Jim Henson, the creator of The Muppets and puppet master extraordinaire, quite literally changed the dimensions of how puppetry appeared onscreen. Since his earliest days in television, his passion for the medium translated into an honest desire to advance the form and saw him develop an important camera technique that influenced the framing of his work for years to come.
Before Henson emerged in the television field, puppet performers working in the medium would set up their characters on a conventional puppet stage and place the camera head-on to shoot the action. The stage was a clear on-screen boundary and presented audiences and performers alike with a fairly limited result: a static, diorama-style narrative that could only move as far as the wings allowed.
But while working on his first show, a proto-Muppet Show sketch series called Sam and Friends, Henson used the camera frame itself as his puppet stage, allowing his characters to instead move freely about a constructed television set. By removing indications of an onscreen boundary, he made the experience of watching his series more immersive for both performers and audience members alike; after all, actors were not limited to operating on a 2D plane, and audiences could more easily imagine these characters operating in a larger world.
Flash forward some decades later to 1979, when Henson’s creatures ruled television airwaves and also made the frog’s leap over to the silver screen. The Muppet Movie, which follows Kermit, Fozzie, and the rest of the Muppet gang all traveling road-trip style across the country to Hollywood, marks the first time that these characters saw their hilarity, hijinks, and litany of pop culture references translate to film.
While Henson did not direct The Muppet Movie, the production still saw his influence by using the camera-as-stage technique on an even grander scale. The filmmakers took care to immerse performers and audience members alike into a larger world — our world — making this classic cast of characters feel all the more real.
The film sets a standard from its opening scene, in which Kermit sings the Academy Award-nominated song “Rainbow Connection” in a flowering swamp. As a crane shot lowers into the elaborate set, a one-take zoom pushes in on Kermit sitting on a log strumming his banjo. Throughout, the camera continues to move freely around him, establishing a strong sense of place, much more so than a single head-on shot could do. This is a fully constructed environment, and the camera makes us privy to it.
This sequence marked the first time a hand puppet’s full body appeared onscreen – Henson was submerged in an underwater drum to achieve the shot. His commitment to the scene does wonders to establish the bog as Kermit’s personal paradise; indeed, the bog becomes so expansive that it feels tangible, a lived-in environment that, while isolated, also seems visitable. And someone ultimately does, of course: comedian Dom DeLuise, in the film’s first of many star cameos, plays a big-shot Hollywood talent scout who recognizes Kermit’s star power at first glance.

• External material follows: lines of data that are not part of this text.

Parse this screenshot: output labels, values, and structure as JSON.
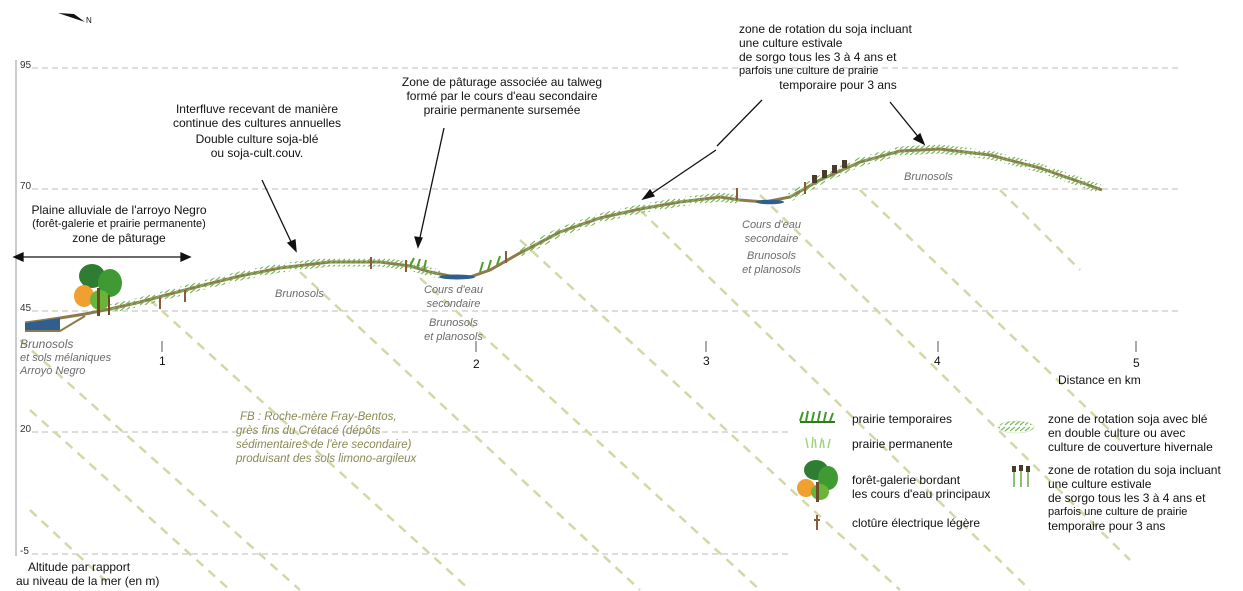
{
  "north_label": "N",
  "y_ticks": [
    "95",
    "70",
    "45",
    "20",
    "-5"
  ],
  "x_ticks": [
    "1",
    "2",
    "3",
    "4",
    "5"
  ],
  "x_axis_label": "Distance en km",
  "y_axis_label": [
    "Altitude par rapport",
    "au niveau de la mer (en m)"
  ],
  "annotations": {
    "plaine": [
      "Plaine alluviale de l'arroyo Negro",
      "(forêt-galerie et prairie permanente)",
      "zone de pâturage"
    ],
    "interfluve": [
      "Interfluve recevant de manière",
      "continue des cultures annuelles",
      "Double culture soja-blé",
      "ou soja-cult.couv."
    ],
    "paturage": [
      "Zone de pâturage associée au talweg",
      "formé par le cours d'eau secondaire",
      "prairie permanente sursemée"
    ],
    "rotation": [
      "zone de rotation du soja incluant",
      "une culture estivale",
      "de sorgo tous les 3 à 4 ans et",
      "parfois une culture de prairie",
      "temporaire pour 3 ans"
    ]
  },
  "soils": {
    "left": [
      "Brunosols",
      "et sols mélaniques",
      "Arroyo Negro"
    ],
    "brunosols_1": "Brunosols",
    "cours1": [
      "Cours d'eau",
      "secondaire",
      "Brunosols",
      "et planosols"
    ],
    "cours2": [
      "Cours d'eau",
      "secondaire",
      "Brunosols",
      "et planosols"
    ],
    "brunosols_2": "Brunosols"
  },
  "geology": [
    "FB : Roche-mère Fray-Bentos,",
    "grès fins du Crétacé (dépôts",
    "sédimentaires de l'ère secondaire)",
    "produisant des sols limono-argileux"
  ],
  "legend": {
    "temporaire": "prairie temporaires",
    "permanente": "prairie permanente",
    "foret": [
      "forêt-galerie bordant",
      "les cours d'eau principaux"
    ],
    "cloture": "clotûre électrique légère",
    "soja_ble": [
      "zone de rotation soja avec blé",
      "en double culture ou avec",
      "culture de couverture hivernale"
    ],
    "sorgo": [
      "zone de rotation du soja incluant",
      "une culture estivale",
      "de sorgo tous les 3 à 4 ans et",
      "parfois une culture de prairie",
      "temporaire pour 3 ans"
    ]
  },
  "colors": {
    "ground": "#8d7b4d",
    "grass": "#5aa832",
    "pale_grass": "#b6d89a",
    "water": "#2f5f8f",
    "strata": "#cfd6a0"
  }
}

This sense of immersion continues from there, as Kermit sets off to achieve stardom alongside a certain bear moonlighting as a standup comedian. Moving along on their road trip, the natural world serves as the film’s set; driving sequences are shot along actual roads (“a Frog and a Bear, seeing America!”) and make use of a real, full-size 1951 Studebaker, with the Muppet characters positioned right at the wheel.
The camera often puts us right inside the Studebaker with Kermit and Fozzie and does not limit the audience to watching their antics with a static head-on shot. What’s more, these sequences are engineered in such a way that the performers are incorporated into the natural boundaries of their environment. The car’s bench seat is now a puppet stage, or it’s the driver’s side door. This immersion was no easy task — the driver had to operate the car from the inside of its hollowed-out trunk, and Frank Oz had to crouch beneath the wheel — but the result is seamless. While the Muppets may exist on a stage, we’re on that stage right with them.
It’s only fitting, then, that the movie closes on some classic Muppet self-awareness. Indeed, after bringing us across the nation to county fairs and roadside chapels, used-car dealerships and family restaurants, The Muppet Movie turns in on itself in its final moments by setting its climax on a Hollywood backlot, and its finale number on a crumbling soundstage.
The soundstage becomes the site of the film’s largest scale world-building exercise, as a crowd of more than 250 Muppet characters sing in a practically constructed, 6-foot deep, 17-foot wide pit. The camera starts on Kermit, then slowly pushes outward to reveal the crowd and the dilapidated set around them, all once more in one take. This movement hammers home the film’s sense of place one last time, and makes The Muppets’ final message all the apter: “Life’s like a movie, write your own ending!”
Overall, Henson knew that the television camera — and later, the film camera — was a practical tool that could serve to immerse audiences in his artistic vision. By taking his characters out of a 2D plane and placing them into a three-dimensional, cinematic world, the filmmakers behind The Muppet Movie make their stars inhabit a space that we, too, can see ourselves in. If all the world’s a stage, then the Muppets make the performance that much more joyful.